I started Fire Dawgs Junk Removal in August of 2011. Strapping in for the journey with me was a good friend that I originally met while on active duty in the Air Force. We were stationed together at Eielson AFB just north of Fairbanks, Alaska from 2004-2005. As young, single Airmen we had traversed the challenges of military service together representing our country as military firefighters, known in the armed forces as “Fire Dawgs.” We worked hard while on duty, and played hard when off. Serving your country is an adventure on its own, but add in the beauty, cold and unknowns of winter in Alaska, and it’s another adventure altogether.
When we separated from the Air Force, we both went our separate ways but stayed in touch. In 2011, we were once again working together as firefighters at the same fire department, this time as civilian firefighters. A lot had changed since our active duty days; he was married with a little one on the way and I was engaged to be married. We were looking to start a business on our days off shift and had lots of big ideas, dreams and ambition. We had served in the military together, were both starting families and so we naively thought, “We could ‘Crush It’ in business together!” Ah yes, the old friend together in business story. (See “Should friends start businesses together?”)
We knew we wanted to make more money that we both loosely believed would lead to a better quality of life in the future. However, we never got specific as to “Why?” we wanted to run a business. Fortunately for us, we already had trust, grit and a strong work ethic that allowed us to push through with the business despite not being very thoughtful early on. We did write a business plan so we thought we had a good road map. I can tell you though, answering “Why?” might be one of the most important questions you can ask if answered truthfully. Keep in mind, your “Why?” might not be just one thing, it might be a number of reasons. Had we spent some time really exploring that question and its ansewers, we might have made better decisions as we grew the company. I say that because when faced with tough decisions, or deciding on strategy, we would have been comparing it against our “Why?”
We didn’t though and, as a result, we got knocked down A LOT, made a mountain of mistakes and learned a lot of expensive lessons. I understand, you might be thinking that struggle and failure will provide perspective and that it did; however, there are also just bad decisions that we’d all like to avoid. With the benefit of hindsight, I can look back at some of those poor decisions and honestly say that some of the corresponding mistakes that followed those decisions were avoidable had we been comparing the decisions against our answers to:
“Why in the HELL are we putting ourselves through this?”
Business is hard. There were lots of days that I woke up and simply wanted to go back to sleep. There were days when I dreaded going to work because it meant that I had to deal with the mess that I had created. There were days when I was in the office at 5am and didn’t leave that night until 8pm. Days like that SUCK. Nobody wins when you have to go through one of those days. Your family misses you, your spouse is worried about you, your team might be worried about your stress level or you might be a miserable person to be around. So, if we have to go through a day like that, then we better have a good answer to “Why?”
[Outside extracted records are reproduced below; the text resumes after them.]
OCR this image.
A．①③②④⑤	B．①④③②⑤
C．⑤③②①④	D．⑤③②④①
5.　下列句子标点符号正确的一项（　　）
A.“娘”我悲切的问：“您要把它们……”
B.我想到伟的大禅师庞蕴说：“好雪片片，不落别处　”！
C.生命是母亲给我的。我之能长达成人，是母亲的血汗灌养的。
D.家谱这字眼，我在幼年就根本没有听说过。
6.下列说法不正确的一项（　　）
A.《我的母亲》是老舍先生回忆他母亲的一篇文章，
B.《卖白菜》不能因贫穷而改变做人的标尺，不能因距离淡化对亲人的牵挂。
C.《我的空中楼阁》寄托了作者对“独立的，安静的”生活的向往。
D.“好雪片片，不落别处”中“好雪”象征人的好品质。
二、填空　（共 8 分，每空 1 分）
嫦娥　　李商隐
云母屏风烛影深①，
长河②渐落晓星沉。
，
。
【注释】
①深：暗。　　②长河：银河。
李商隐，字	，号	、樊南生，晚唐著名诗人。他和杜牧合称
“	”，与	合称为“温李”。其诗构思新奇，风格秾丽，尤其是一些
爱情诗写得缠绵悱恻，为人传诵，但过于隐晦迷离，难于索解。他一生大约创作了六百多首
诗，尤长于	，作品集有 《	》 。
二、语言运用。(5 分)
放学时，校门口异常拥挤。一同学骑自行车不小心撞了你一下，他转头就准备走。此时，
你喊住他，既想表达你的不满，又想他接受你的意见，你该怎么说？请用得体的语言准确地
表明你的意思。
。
In 2013, my wife and I welcomed our first son into the world. We had our second son in 2017. By then, my “Why?” had become very clear. I wanted to own a business so that I could teach my children about business and hard work. I wanted to have something to pass down to them if appropriate or if they were interested. I wanted to have extra income so that I could go on trips with them. I wanted to teach them about Leadership. I wanted to teach my sons how to be good men… in all of that, I had established FAMILY as my “Why?” and had a bucket of corresponding answers to support my “Why?”
Now, when children or family are your “Why?” it can also be a slippery slope for business owners to justify putting in 80 hours a week only to have their family never see them. As I write this, I have a picture next to my computer of me holding both of my boys in front of a fire truck at my fire station. It’s a reminder that any time I spend AWAY from them had better get me close to spending even more quality time WITH them.
After 7 years in business, I’ve managed to create a series of processes, checklists and systems that allow for my team to run the business on a day to day basis. It still requires my leadership and guidance; however, it no longer needs every hour of my day. As a result, I have additional income from my business and spend even more time with my family then some of my friends who work Monday-Friday jobs and have the weekends off. I’m still far from the metaphorical mountaintop but I have created some balance and the future is bright for our small business.
Although my original business partner is no longer in the company, and I now own 100% of the company with my wife, he and I are still on the same fire department together and remain friends to this day. We often reflect on the early days of the business with nostalgia, as though we were lucky to get through it. It’s through that reflection where I can honestly advise any aspiring entrepreneur to answer one simple question before you embark on this trying journey:
Why in the H E double hockey sticks do you want to start a business?